Hari-hari ini, di Rumah Maiyah sedang berlangsung Pameran Visual Hitam-Putih karya Pak Nevi. Pameran yang awalnya diselenggarakan dari tanggal 24-27 November 2019, diperpanjang hingga tanggal 5 Desember 2019. Alhamdulillah, saya sendiri berkesempatan untuk mengikuti acara pembukaan pameran karya Pak Nevi ini hari minggu lalu di Rumah Maiyah Kadipiro.
Sepertinya, tidak banyak yang mencatat bahwa Pak Nevi adalah seorang PNS Guru Seni Rupa di sebuah SMP di Yogyakarta. Salah satu kisahnya kemarin ditulis oleh Anggarista di website ini. Pada pameran ini, Pak Nevi menampilkan sisi lain dari kreativitas seni yang ia miliki. Lukisan-lukisan yang dijejer di Pendopo Rumah Maiyah ini adalah karya seni yang otentik dari seorang Pak Nevi Budianto.
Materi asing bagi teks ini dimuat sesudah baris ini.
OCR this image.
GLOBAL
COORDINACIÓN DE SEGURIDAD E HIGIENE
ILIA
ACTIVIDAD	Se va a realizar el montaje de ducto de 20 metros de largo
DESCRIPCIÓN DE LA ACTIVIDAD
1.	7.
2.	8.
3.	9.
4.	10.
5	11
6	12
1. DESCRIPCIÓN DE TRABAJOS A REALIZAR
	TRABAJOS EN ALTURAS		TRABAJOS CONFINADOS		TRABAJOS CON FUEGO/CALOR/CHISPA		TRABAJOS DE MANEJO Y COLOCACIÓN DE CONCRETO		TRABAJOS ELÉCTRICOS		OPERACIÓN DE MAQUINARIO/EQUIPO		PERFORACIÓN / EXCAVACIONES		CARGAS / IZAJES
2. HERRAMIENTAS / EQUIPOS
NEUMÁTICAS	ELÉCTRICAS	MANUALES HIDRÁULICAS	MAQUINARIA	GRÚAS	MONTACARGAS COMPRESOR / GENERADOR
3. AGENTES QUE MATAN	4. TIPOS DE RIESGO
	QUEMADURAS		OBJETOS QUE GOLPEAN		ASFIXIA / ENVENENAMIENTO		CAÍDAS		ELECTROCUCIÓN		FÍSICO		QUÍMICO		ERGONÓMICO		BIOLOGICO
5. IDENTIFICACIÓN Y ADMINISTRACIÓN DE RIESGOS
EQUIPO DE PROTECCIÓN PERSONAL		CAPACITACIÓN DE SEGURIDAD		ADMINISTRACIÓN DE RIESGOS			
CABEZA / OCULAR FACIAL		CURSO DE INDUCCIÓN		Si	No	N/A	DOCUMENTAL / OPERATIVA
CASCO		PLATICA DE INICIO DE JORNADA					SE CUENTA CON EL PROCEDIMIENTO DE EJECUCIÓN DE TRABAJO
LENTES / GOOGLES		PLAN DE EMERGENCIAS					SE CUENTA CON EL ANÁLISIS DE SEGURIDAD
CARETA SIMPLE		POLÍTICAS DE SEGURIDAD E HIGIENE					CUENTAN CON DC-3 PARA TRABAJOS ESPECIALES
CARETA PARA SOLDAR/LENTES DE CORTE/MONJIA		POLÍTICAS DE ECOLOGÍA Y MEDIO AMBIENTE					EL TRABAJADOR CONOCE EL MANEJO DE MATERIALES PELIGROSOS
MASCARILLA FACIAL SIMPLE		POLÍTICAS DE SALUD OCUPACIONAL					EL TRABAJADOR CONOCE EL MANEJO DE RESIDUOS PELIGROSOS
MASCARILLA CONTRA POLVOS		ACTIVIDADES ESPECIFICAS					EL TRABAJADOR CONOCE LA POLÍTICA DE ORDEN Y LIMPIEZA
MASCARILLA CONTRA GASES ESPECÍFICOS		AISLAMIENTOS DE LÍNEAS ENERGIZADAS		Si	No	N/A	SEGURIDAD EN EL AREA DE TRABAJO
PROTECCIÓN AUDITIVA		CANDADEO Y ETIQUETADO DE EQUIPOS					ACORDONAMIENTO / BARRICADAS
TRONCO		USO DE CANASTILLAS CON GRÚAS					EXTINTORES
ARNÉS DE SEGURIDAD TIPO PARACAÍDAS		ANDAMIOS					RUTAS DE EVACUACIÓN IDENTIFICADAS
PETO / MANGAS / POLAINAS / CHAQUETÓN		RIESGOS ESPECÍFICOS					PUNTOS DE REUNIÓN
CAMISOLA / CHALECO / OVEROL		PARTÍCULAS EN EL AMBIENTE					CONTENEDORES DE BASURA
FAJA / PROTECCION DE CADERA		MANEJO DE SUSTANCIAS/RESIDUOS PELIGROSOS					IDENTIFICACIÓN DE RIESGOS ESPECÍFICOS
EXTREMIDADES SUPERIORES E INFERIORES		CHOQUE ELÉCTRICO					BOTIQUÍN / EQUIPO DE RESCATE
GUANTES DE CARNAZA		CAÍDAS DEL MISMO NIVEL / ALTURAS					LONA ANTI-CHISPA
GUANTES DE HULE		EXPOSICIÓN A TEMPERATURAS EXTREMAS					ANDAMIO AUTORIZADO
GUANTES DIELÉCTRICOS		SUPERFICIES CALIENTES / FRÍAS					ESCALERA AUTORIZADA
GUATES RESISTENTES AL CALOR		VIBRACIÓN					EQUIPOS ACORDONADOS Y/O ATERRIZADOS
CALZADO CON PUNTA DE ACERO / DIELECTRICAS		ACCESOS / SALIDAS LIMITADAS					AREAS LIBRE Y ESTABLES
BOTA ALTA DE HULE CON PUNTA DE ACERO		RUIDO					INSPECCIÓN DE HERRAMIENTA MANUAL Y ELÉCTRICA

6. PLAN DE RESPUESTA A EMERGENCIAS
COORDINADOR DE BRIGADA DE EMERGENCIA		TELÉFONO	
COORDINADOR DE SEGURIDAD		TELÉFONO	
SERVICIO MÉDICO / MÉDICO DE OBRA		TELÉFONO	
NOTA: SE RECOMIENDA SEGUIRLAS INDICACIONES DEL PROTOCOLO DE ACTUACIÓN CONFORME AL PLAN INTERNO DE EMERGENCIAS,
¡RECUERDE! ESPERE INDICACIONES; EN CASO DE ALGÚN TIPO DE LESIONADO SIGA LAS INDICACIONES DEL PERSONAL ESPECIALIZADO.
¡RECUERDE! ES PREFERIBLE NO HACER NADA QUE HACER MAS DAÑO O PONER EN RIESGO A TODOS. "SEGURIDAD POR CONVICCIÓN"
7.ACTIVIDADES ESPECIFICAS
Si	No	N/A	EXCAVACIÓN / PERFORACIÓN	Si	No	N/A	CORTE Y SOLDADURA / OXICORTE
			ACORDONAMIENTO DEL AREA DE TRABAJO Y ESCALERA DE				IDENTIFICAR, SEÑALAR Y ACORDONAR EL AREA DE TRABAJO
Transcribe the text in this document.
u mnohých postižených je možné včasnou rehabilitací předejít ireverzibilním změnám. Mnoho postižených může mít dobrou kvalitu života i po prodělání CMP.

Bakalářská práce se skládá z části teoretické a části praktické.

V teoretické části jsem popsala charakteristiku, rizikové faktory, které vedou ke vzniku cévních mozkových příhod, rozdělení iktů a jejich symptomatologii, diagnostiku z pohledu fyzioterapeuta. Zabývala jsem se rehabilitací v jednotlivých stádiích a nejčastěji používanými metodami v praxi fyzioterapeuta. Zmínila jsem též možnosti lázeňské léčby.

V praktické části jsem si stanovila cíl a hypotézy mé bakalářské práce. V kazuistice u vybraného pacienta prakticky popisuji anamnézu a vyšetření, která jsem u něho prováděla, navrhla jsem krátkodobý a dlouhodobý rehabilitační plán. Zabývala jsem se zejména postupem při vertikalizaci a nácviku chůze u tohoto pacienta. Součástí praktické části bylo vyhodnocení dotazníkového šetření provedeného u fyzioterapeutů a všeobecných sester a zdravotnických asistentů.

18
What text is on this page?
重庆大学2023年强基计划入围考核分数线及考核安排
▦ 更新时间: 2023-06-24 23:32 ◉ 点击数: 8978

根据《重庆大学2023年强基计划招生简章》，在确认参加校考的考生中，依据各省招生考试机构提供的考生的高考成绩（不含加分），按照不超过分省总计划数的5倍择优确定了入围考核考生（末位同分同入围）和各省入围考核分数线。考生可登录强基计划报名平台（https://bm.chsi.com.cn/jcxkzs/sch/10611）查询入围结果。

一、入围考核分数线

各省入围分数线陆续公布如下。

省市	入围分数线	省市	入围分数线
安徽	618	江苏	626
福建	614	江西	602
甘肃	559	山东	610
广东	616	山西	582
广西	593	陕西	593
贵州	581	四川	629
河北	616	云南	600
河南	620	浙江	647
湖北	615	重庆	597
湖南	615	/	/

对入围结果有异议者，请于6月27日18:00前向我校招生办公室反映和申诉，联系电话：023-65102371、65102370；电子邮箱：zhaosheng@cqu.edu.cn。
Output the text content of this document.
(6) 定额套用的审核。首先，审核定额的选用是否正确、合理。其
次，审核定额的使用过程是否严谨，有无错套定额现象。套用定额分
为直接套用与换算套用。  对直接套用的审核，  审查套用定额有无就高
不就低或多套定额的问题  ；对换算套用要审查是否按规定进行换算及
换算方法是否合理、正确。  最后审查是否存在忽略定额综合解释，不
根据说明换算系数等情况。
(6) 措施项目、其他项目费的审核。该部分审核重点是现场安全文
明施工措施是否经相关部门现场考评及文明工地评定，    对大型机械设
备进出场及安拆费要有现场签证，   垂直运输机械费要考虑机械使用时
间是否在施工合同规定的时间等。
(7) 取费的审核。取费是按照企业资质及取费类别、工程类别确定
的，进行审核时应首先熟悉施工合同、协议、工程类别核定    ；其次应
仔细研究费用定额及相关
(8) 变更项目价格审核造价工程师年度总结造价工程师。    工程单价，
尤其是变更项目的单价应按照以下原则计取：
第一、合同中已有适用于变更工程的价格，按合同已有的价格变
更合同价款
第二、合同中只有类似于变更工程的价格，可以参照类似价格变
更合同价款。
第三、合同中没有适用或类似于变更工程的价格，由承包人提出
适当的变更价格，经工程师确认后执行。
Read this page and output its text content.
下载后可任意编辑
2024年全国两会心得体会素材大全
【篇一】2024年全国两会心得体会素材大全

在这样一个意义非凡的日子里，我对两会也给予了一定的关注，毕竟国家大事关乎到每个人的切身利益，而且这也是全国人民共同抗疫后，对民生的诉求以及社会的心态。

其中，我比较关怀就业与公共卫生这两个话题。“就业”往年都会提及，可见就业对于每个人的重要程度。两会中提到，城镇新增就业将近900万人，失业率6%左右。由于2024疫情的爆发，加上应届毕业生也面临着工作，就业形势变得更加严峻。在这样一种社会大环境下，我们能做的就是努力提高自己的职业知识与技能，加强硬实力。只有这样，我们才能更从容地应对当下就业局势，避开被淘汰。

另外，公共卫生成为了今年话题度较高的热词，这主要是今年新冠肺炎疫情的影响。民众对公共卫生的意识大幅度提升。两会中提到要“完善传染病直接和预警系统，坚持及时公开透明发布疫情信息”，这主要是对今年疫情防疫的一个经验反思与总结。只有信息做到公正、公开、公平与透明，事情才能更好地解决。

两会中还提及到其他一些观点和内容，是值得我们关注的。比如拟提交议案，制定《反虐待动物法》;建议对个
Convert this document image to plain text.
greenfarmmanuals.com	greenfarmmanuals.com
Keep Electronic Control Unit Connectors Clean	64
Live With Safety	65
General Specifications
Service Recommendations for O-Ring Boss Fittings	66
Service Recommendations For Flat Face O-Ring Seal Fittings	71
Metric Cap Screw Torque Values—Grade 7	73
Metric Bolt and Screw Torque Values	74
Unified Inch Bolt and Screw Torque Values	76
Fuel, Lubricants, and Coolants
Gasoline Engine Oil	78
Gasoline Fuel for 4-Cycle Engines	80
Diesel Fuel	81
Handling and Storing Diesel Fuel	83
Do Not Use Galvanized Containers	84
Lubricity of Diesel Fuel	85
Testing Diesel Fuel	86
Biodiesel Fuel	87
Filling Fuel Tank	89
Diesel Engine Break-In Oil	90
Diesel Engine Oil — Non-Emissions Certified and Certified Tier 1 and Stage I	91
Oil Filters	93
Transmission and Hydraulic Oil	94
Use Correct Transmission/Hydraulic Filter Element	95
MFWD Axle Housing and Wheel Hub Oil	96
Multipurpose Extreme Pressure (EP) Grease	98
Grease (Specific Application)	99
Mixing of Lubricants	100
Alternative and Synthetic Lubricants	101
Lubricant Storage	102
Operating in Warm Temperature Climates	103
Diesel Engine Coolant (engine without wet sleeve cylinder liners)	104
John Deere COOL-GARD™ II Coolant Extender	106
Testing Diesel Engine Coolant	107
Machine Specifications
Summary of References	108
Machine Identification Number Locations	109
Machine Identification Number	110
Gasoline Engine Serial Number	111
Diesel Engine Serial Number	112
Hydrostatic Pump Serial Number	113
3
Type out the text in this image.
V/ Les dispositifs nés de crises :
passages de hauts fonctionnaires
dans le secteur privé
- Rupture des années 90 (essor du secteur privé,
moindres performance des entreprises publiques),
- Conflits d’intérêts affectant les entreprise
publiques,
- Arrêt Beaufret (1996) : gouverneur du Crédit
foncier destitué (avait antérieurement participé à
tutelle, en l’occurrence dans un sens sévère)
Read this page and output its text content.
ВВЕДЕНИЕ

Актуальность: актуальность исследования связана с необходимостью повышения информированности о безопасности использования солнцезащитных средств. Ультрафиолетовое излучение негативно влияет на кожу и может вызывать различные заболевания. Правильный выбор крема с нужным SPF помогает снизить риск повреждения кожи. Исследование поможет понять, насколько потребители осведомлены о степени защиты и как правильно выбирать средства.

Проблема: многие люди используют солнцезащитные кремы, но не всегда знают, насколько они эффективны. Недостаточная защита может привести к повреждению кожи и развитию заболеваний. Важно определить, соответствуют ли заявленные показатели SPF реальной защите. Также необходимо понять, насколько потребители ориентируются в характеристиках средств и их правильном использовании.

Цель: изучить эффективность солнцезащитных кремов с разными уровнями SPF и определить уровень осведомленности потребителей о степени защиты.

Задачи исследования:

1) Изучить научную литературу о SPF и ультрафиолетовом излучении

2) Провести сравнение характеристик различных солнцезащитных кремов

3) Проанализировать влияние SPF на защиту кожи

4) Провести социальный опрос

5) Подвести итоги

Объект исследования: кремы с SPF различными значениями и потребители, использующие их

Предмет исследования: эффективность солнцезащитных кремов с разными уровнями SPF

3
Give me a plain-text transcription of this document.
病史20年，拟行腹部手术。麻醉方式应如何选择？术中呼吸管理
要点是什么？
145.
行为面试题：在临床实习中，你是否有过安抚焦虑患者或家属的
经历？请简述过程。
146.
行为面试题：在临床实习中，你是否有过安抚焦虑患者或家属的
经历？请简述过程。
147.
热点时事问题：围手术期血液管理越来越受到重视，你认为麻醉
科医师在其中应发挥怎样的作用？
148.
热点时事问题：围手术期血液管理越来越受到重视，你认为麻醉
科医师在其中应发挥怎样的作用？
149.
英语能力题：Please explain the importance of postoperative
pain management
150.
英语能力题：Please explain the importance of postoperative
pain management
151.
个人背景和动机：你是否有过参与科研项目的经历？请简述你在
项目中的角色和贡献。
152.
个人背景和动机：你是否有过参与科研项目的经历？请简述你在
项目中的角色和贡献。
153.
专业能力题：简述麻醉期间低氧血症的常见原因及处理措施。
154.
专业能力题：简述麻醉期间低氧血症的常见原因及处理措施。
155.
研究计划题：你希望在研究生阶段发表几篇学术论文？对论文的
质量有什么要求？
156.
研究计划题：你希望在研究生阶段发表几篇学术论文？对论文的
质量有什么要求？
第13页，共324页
Menurut Mas Helmi Mustofa, lukisan-lukisan itu menghabiskan lebih dari seribu ballpoint. Memang, lukisan-lukisan itu tidak dilukis dengan cat seperti lukisan pada umumnya, tapi Pak Nevi memilih menggunakan media ballpoint untuk menumpahkan kreativitasnya pada kanvas. Di sela-sela kesibukannya mengajar, di tengah padatnya jadwal Sinau Bareng, dan juga harus tetap meluangkan waktu bersama keluarga, Pak Nevi masih bisa menghasilkan karya seni yang luar biasa.
Kesan pertama saya ketika melihat karya-karya Pak Nevi ini tidak jauh berbeda dengan apa yang diungkapkan Pak Simon Hate: Horor. Mungkin karena secara alam bawah sadar, warna hitam sudah terlalu identik dengan suasana yang seram dan menakutkan.
Saya sendiri orang yang awam tentang lukisan, sehingga tidak bisa memahami termasuk kategori apa karya-karya Pak Nevi tersebut. Tetapi, yang seharusnya menjadi perhatian kita adalah bahwa ternyata Pak Nevi memiliki sisi lain yang juga tak kalah otentik dari kreatifitasnya dalam menciptakan Gamelan KiaiKanjeng.
Jadi, Pameran Visual Hitam Putih ini adalah Another authentic side of Nevi Budianto.